PEDOT:PSS-modified NiFe layered double hydroxide enables efficient and durable seawater electrolysis at high current density

Abstract

Direct seawater electrolysis represents a compelling strategy for green hydrogen production by leveraging Earth’s most abundant water source, yet its practical implementation is critically constrained by the persistent challenge of chloride-induced corrosion. Herein, we report a NiFe layered double hydroxide electrocatalyst modified with poly(3,4-ethylenedioxythiophene):polystyrene sulfonate (PEDOT:PSS; denoted as PP), uniformly integrated onto Ni foam (NiFe LDH@PP/NF), for robust alkaline seawater oxidation.
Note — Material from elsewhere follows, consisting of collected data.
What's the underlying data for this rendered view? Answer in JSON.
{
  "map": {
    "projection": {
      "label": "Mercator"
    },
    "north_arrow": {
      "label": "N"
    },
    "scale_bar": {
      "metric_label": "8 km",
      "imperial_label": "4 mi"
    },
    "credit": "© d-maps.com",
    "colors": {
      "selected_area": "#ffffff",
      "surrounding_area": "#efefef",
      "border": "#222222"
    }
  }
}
Such catalyst needs only 390 mV to achieve 1000 mA cm−2, outperforming NiFe LDH/NF (421 mV). In addition, NiFe LDH@PP/NF can operate continuously for 800 h and 300 h at current densities of 1000 and 2000 mA cm−2, respectively, with negligible performance degradation and minimal active chlorine production. In situ Raman spectroscopy results demonstrate that PP modification promotes catalyst surface reconstruction, thereby enhancing oxygen evolution reaction activity. Importantly, the sulfonate groups (-SO3−) of the PSS component in PP establish an electrostatic repulsion layer during the alkaline seawater oxidation process, effectively mitigating chloride intrusion and thereby enabling stable and efficient catalytic performance. This work delivers a robust and efficient electrocatalyst that addresses the intrinsic challenges of seawater oxidation, marking a significant step toward practical seawater electrolysis.